1) the Supreme Court has moved from consideration of the value of diversity itself to the means colleges and universities use to attain it; 2) the reviewing court, not the university, “must ultimately be satisfied that no workable race-neutral alternatives would produce” the educational benefits of diversity (Fisher v. University of Texas); and 3) universities must first exhaust race-neutral measures before race-sensitive factors are considered. The necessity of race-conscious practices was not acknowledged by the Court and even if such practices might be considered, they require substantial proof that workable, race-neutral strategies have been exhausted. As a result, race-conscious strategies cannot be used easily and without substantial proof/justification.

One of the important factors in the UT Austin admissions policy that is not adequately clarified in the new research paper, is that 90 percent of the available seats at public institutions of higher education in Texas fall under the top ten percent plan (TTP). This plan that automatically admits high school students in the top ten percent of their class to public institutions of higher education in Texas was viewed by the Court and conservative think tanks as a “race-neutral plan.” Instead, the Court narrowly focused on the very modest 10 percent of the seats that are based on a holistic admissions review process which after 2004 allowed the consideration of race as a “special circumstance.” In 2013, the Supreme Court remanded the case to the Fifth Circuit for reconsideration of the use of race in the Personal Achievement Index employed for 10 percent of the entering class, and the Court of Appeals upheld UT Austin’s use of race.
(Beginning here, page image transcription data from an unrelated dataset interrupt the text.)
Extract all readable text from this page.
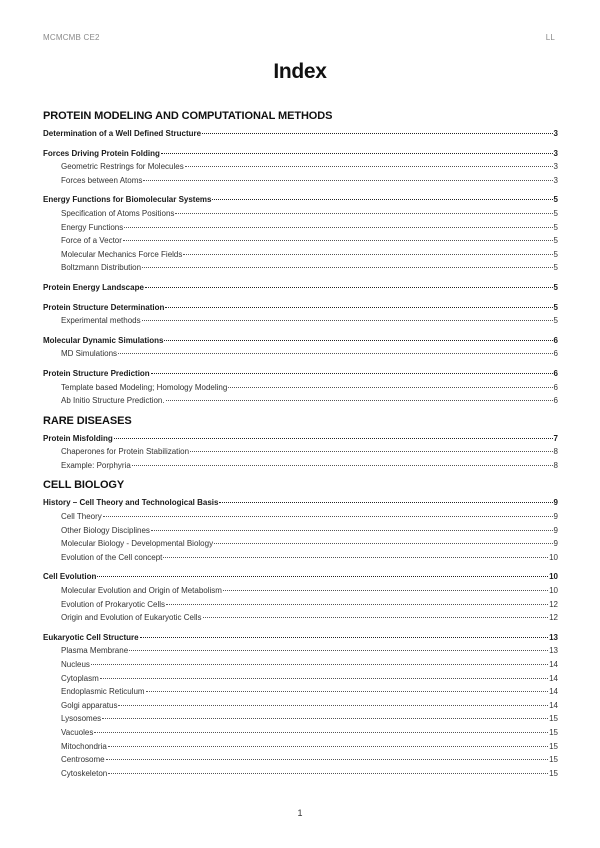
MCMCMB CE2	LL
Index
PROTEIN MODELING AND COMPUTATIONAL METHODS
Determination of a Well Defined Structure	3
Forces Driving Protein Folding	3
Geometric Restrings for Molecules	3
Forces between Atoms	3
Energy Functions for Biomolecular Systems	5
Specification of Atoms Positions	5
Energy Functions	5
Force of a Vector	5
Molecular Mechanics Force Fields	5
Boltzmann Distribution	5
Protein Energy Landscape	5
Protein Structure Determination	5
Experimental methods	5
Molecular Dynamic Simulations	6
MD Simulations	6
Protein Structure Prediction	6
Template based Modeling; Homology Modeling	6
Ab Initio Structure Prediction.	6
RARE DISEASES
Protein Misfolding	7
Chaperones for Protein Stabilization	8
Example: Porphyria	8
CELL BIOLOGY
History – Cell Theory and Technological Basis	9
Cell Theory	9
Other Biology Disciplines	9
Molecular Biology - Developmental Biology	9
Evolution of the Cell concept	10
Cell Evolution	10
Molecular Evolution and Origin of Metabolism	10
Evolution of Prokaryotic Cells	12
Origin and Evolution of Eukaryotic Cells	12
Eukaryotic Cell Structure	13
Plasma Membrane	13
Nucleus	14
Cytoplasm	14
Endoplasmic Reticulum	14
Golgi apparatus	14
Lysosomes	15
Vacuoles	15
Mitochondria	15
Centrosome	15
Cytoskeleton	15
1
An appeal of the Fifth Circuit’s decision to the Supreme Court, once again sponsored by Blum, will result in a ruling likely to be issued in June.
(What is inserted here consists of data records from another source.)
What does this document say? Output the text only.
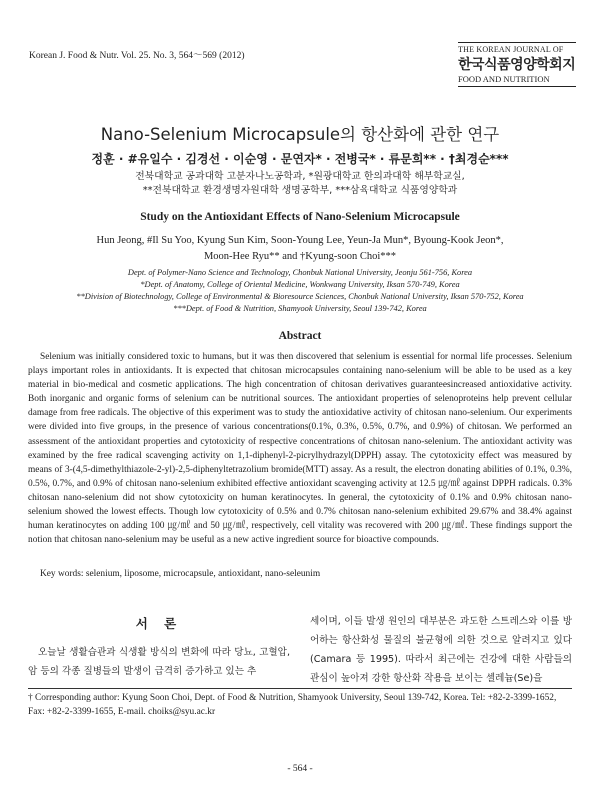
Korean J. Food & Nutr. Vol. 25. No. 3, 564～569 (2012)
THE KOREAN JOURNAL OF
한국식품영양학회지
FOOD AND NUTRITION
Nano-Selenium Microcapsule의 항산화에 관한 연구
정훈 · #유일수 · 김경선 · 이순영 · 문연자* · 전병국* · 류문희** · †최경순***
전북대학교 공과대학 고분자나노공학과, *원광대학교 한의과대학 해부학교실,
**전북대학교 환경생명자원대학 생명공학부, ***삼육대학교 식품영양학과
Study on the Antioxidant Effects of Nano-Selenium Microcapsule
Hun Jeong, #Il Su Yoo, Kyung Sun Kim, Soon-Young Lee, Yeun-Ja Mun*, Byoung-Kook Jeon*,
Moon-Hee Ryu** and †Kyung-soon Choi***
Dept. of Polymer-Nano Science and Technology, Chonbuk National University, Jeonju 561-756, Korea
*Dept. of Anatomy, College of Oriental Medicine, Wonkwang University, Iksan 570-749, Korea
**Division of Biotechnology, College of Environmental & Bioresource Sciences, Chonbuk National University, Iksan 570-752, Korea
***Dept. of Food & Nutrition, Shamyook University, Seoul 139-742, Korea
Abstract
Selenium was initially considered toxic to humans, but it was then discovered that selenium is essential for normal life processes. Selenium plays important roles in antioxidants. It is expected that chitosan microcapsules containing nano-selenium will be able to be used as a key material in bio-medical and cosmetic applications. The high concentration of chitosan derivatives guaranteesincreased antioxidative activity. Both inorganic and organic forms of selenium can be nutritional sources. The antioxidant properties of selenoproteins help prevent cellular damage from free radicals. The objective of this experiment was to study the antioxidative activity of chitosan nano-selenium. Our experiments were divided into five groups, in the presence of various concentrations(0.1%, 0.3%, 0.5%, 0.7%, and 0.9%) of chitosan. We performed an assessment of the antioxidant properties and cytotoxicity of respective concentrations of chitosan nano-selenium. The antioxidant activity was examined by the free radical scavenging activity on 1,1-diphenyl-2-picrylhydrazyl(DPPH) assay. The cytotoxicity effect was measured by means of 3-(4,5-dimethylthiazole-2-yl)-2,5-diphenyltetrazolium bromide(MTT) assay. As a result, the electron donating abilities of 0.1%, 0.3%, 0.5%, 0.7%, and 0.9% of chitosan nano-selenium exhibited effective antioxidant scavenging activity at 12.5 ㎍/㎖ against DPPH radicals. 0.3% chitosan nano-selenium did not show cytotoxicity on human keratinocytes. In general, the cytotoxicity of 0.1% and 0.9% chitosan nano-selenium showed the lowest effects. Though low cytotoxicity of 0.5% and 0.7% chitosan nano-selenium exhibited 29.67% and 38.4% against human keratinocytes on adding 100 ㎍/㎖ and 50 ㎍/㎖, respectively, cell vitality was recovered with 200 ㎍/㎖. These findings support the notion that chitosan nano-selenium may be useful as a new active ingredient source for bioactive compounds.
Key words: selenium, liposome, microcapsule, antioxidant, nano-seleunim
서 론
오늘날 생활습관과 식생활 방식의 변화에 따라 당뇨, 고혈압, 암 등의 각종 질병들의 발생이 급격히 증가하고 있는 추
세이며, 이들 발생 원인의 대부분은 과도한 스트레스와 이를 방어하는 항산화성 물질의 불균형에 의한 것으로 알려지고 있다(Camara 등 1995). 따라서 최근에는 건강에 대한 사람들의 관심이 높아져 강한 항산화 작용을 보이는 셀레늄(Se)을
† Corresponding author: Kyung Soon Choi, Dept. of Food & Nutrition, Shamyook University, Seoul 139-742, Korea. Tel: +82-2-3399-1652, Fax: +82-2-3399-1655, E-mail. choiks@syu.ac.kr
- 564 -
Given this uncertainty, some caution needs to be applied to the findings of this new research paper confirming

that the use of race and ethnicity in the admission process can be an important tool for institutions to use to achieve their diversity goals because it lays a foundation for interracial interactions and campus climate (p. 19).

As noted in the paper, however, the institutional mission and the context for diversity are essential aspects of establishing the groundwork for diversity and inclusion policies. Viable means of achieving student body diversity also noted in the paper include recruitment and outreach to underrepresented groups, need-based financial aid, and scholarships based on first-generation or socio-economic status.

The future of race-conscious strategies in admissions processes hangs in the balance with lawsuits filed by the conservative Project on Fair Representation against Harvard University and the University of North Carolina at Chapel Hill. Given the death of Antonin Scalia and since Justice Elena Kagan has recused herself on the Fisher appeal, per Adam Liptak of the New York Times and others the ruling of the remaining seven justices on the Fisher case could be narrowly confined to the “idiosyncratic Texas plan” or broadly affect admissions policies nationwide.

One can only hope that greater leverage will be granted to colleges and universities in admissions policies that foster the attainment of more compositionally diverse campuses.